In most foreign conflicts, including the one in Syria, adhering to Brooks’ first sentence would require the U.S. to support none of the warring parties, since none of them actually shares “our values.” To maintain the pretense that there are “moderate fighters and activists” to support in these conflicts is to look for excuses to get involved in conflicts that have nothing to do with us. To insist on launching bombing campaigns for ostensibly “humanitarian” reasons is to commit the U.S. to use force in ways that will invariably bolster other illiberal, sectarian, and brutal forces. In the Syrian case, this could mean that the U.S. should bomb the Syrian regime to the benefit of jihadist groups, or it could mean that the U.S. indirectly aids the regime by bombing its enemies. U.S. bombing campaigns directed against one side or the other is bound to benefit groups that oppose “our values,” and attacking both at the same time is its own kind of madness.

Elsewhere in the column Brooks says that the Near East “is not a chessboard we have the power to manipulate,” which is true, but he then ignores the wisdom contained in this statement and proposes all the many ways that the U.S. should keep trying to influence events there. Despite this brief moment of realizing the limits of U.S. power, Brooks can’t entertain the possibility that the U.S. shouldn’t be directly involved in the region’s conflicts. Even though he says that the U.S. should strive to avoid “cynical alliances,” in practice the interventionist approach that he insists on absolutely requires such alliances on a regular basis. Receiving support from Sunni monarchies to fight the war against ISIS is about as cynical and hypocritical as it gets, not least since some of the same governments have been actively backing jihadist groups in Syria for years, but Brooks says nothing about this. He is very worried about a “de facto alliance with Assad” (and I agree that this is also a bad idea) while ignoring the ongoing cooperation with regional regimes that routinely trample on “our values” in their domestic and foreign policies. Brooks wants to pretend that there can be such a thing as scrupulous, “values”-based interventionism, which requires him to ignore the realities of actual U.S. interventions.

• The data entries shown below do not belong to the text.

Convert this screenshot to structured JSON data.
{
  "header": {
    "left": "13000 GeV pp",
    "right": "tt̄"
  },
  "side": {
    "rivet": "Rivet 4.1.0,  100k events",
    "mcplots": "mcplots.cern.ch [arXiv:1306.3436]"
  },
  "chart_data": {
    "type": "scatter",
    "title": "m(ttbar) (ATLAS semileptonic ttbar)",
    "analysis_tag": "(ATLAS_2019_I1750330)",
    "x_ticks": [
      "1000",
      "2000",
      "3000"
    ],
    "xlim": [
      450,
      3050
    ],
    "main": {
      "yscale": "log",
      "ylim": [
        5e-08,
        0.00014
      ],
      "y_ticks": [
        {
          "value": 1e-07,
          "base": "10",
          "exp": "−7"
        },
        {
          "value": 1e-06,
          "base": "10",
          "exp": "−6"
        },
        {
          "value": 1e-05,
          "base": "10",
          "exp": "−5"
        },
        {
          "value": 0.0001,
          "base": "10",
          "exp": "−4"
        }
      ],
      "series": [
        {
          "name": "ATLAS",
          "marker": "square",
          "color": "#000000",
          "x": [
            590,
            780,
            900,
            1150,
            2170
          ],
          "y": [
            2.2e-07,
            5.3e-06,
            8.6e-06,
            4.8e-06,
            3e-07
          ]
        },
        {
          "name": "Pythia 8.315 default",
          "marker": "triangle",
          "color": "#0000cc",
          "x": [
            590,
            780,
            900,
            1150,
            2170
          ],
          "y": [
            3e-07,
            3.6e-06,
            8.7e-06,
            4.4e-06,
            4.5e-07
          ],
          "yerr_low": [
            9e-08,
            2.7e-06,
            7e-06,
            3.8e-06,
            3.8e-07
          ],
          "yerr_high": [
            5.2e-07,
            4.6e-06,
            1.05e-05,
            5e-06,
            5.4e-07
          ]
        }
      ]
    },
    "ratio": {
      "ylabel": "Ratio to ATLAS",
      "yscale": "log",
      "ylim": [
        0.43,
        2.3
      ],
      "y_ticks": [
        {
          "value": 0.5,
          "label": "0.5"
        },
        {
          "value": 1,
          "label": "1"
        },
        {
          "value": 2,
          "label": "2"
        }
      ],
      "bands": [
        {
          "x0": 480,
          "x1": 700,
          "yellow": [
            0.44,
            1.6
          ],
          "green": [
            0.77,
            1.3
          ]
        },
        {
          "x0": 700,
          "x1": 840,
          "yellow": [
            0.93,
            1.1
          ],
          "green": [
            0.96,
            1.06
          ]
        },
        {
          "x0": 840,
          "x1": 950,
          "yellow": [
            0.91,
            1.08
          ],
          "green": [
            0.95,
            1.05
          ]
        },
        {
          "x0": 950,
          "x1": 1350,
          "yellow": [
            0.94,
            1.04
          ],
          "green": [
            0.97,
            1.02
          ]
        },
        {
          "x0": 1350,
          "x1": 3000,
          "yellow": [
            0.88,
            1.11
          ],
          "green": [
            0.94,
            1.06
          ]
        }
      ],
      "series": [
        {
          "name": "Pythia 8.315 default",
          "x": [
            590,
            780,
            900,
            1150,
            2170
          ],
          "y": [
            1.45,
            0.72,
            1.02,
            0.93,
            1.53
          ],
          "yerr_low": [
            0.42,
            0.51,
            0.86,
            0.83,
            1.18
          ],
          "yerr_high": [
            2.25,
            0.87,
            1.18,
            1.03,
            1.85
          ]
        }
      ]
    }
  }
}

In keeping with this argument, Brooks urges us to take the most simplistic approach imaginable:

When you don’t know the future and can’t control events, bet on people. Support the good, oppose the bad.

Gosh, why hasn’t anyone thought of that? Mind you, it is exactly this sort of oversimplified approach to foreign conflicts that keeps luring the U.S. into unnecessary wars. The belief that there are obvious “good” forces available to be supported in a given conflict encourages the U.S. to take sides in a fight when there may be no good reason to take sides. It takes for granted that the government is a consistently good judge of the character, motives, and political goals of actors in other countries that it understands at best superficially. We know from experience, however, that the U.S. is frequently misled by groups that tell our officials what they want to hear, and more often than not many U.S. policymakers make a point of whitewashing the records and views of these groups in order to make them seem more deserving of support. Thus terrorists and criminals are feted as freedom fighters, extreme nationalists are portrayed as liberal democrats, and sectarian fanatics are called moderates. These mistakes keep being made because our policymakers are doing what Brooks recommends. They think they are “supporting the good,” but quite often they realize too late that there weren’t any “good” forces to support or that they picked the worse of the two sides.